There are starting to be aggressive moves now by foreign oil-producing countries to try to curb oil production in order to give a boost to the spot price. The rate of descent in the price of a barrel of oil has been stronger than its upward move and, although it takes time for the price at the pump to drop, this price weakness has been a real help to the economy.
It’s kind of like an across-the-board tax cut for everyone and it’s going to help. I’m really surprised at the speed with which prices have moved in most commodities. Not to be unnoticed has been the weakness in precious metals, particularly gold. I suppose we can only think of the financial crisis as being so bad that the only safe haven in the world was U.S. Treasuries.
But, with this severe price action in commodity prices comes the reality that the economic policies now in place are laying the groundwork for significant inflation over the next decade. Deficit spending and enormous monetary stimulation can create serious problems in the future.
There’s already been a lot of new inflation in the economy. You can even read about in third-quarter earnings reports. Most companies are saying that their costs are rising and their only saving grace has been the opportunity to pass on increased raw material costs to their end customers.

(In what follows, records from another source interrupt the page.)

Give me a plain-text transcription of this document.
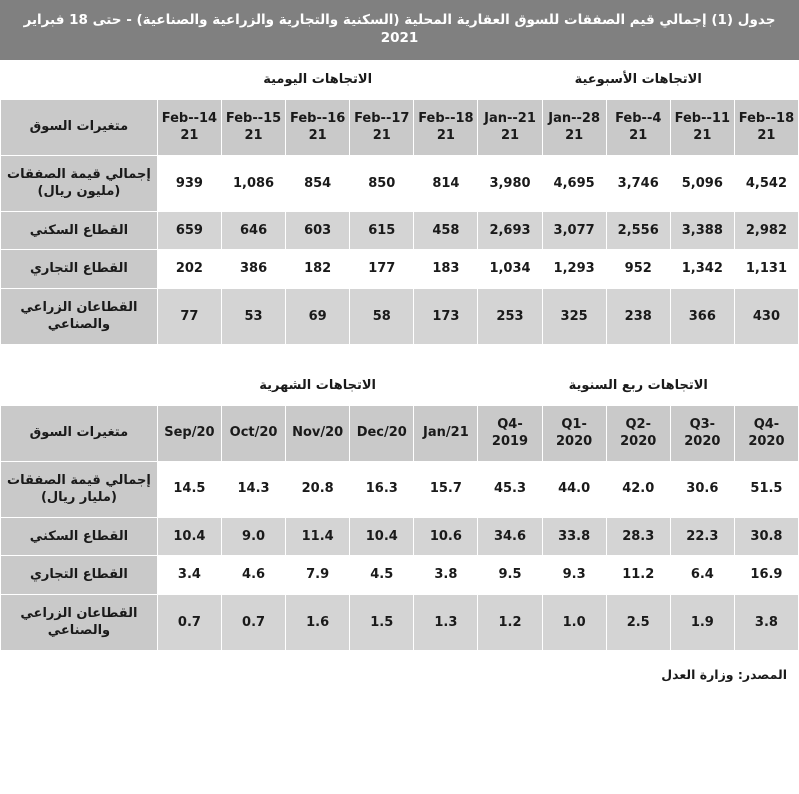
جدول (1) إجمالي قيم الصفقات للسوق العقارية المحلية (السكنية والتجارية والزراعية والصناعية) - حتى 18 فبراير 2021
الاتجاهات الأسبوعية					الاتجاهات اليومية					
18-Feb-21	11-Feb-21	4-Feb-21	28-Jan-21	21-Jan-21	18-Feb-21	17-Feb-21	16-Feb-21	15-Feb-21	14-Feb-21	متغيرات السوق
4,542	5,096	3,746	4,695	3,980	814	850	854	1,086	939	إجمالي قيمة الصفقات (مليون ريال)
2,982	3,388	2,556	3,077	2,693	458	615	603	646	659	القطاع السكني
1,131	1,342	952	1,293	1,034	183	177	182	386	202	القطاع التجاري
430	366	238	325	253	173	58	69	53	77	القطاعان الزراعي والصناعي

الاتجاهات ربع السنوية					الاتجاهات الشهرية					
Q4- 2020	Q3- 2020	Q2- 2020	Q1- 2020	Q4- 2019	Jan/21	Dec/20	Nov/20	Oct/20	Sep/20	متغيرات السوق
51.5	30.6	42.0	44.0	45.3	15.7	16.3	20.8	14.3	14.5	إجمالي قيمة الصفقات (مليار ريال)
30.8	22.3	28.3	33.8	34.6	10.6	10.4	11.4	9.0	10.4	القطاع السكني
16.9	6.4	11.2	9.3	9.5	3.8	4.5	7.9	4.6	3.4	القطاع التجاري
3.8	1.9	2.5	1.0	1.2	1.3	1.5	1.6	0.7	0.7	القطاعان الزراعي والصناعي
المصدر: وزارة العدل
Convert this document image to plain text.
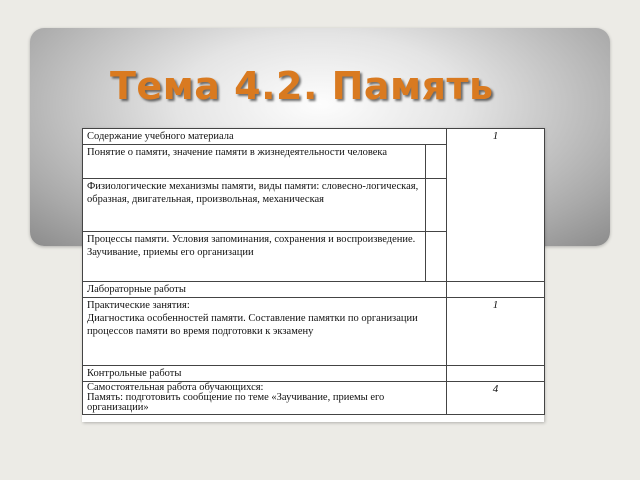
Тема 4.2. Память
Содержание учебного материала		1
Понятие о памяти, значение памяти в жизнедеятельности человека		
Физиологические механизмы памяти, виды памяти: словесно-логическая, образная, двигательная, произвольная, механическая		

Процессы памяти. Условия запоминания, сохранения и воспроизведение.
Заучивание, приемы его организации		

Лабораторные работы		

Практические занятия:
Диагностика особенностей памяти. Составление памятки по организации процессов памяти во время подготовки к экзамену		1
Контрольные работы		

Самостоятельная работа обучающихся:
Память: подготовить сообщение по теме «Заучивание, приемы его организации»		4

The cost of money, otherwise known as interest rates, also experiences periods similar to the business cycle. I think we have to be very cautious going forward that we don’t end up killing the very economy that we’re now trying to jump start.
At the end of the day, U.S. Treasuries are the world’s safe haven instrument in a banking crisis. But, in an inflationary crisis, the only thing in the world that matters is the amount of debt you have and the price of gold.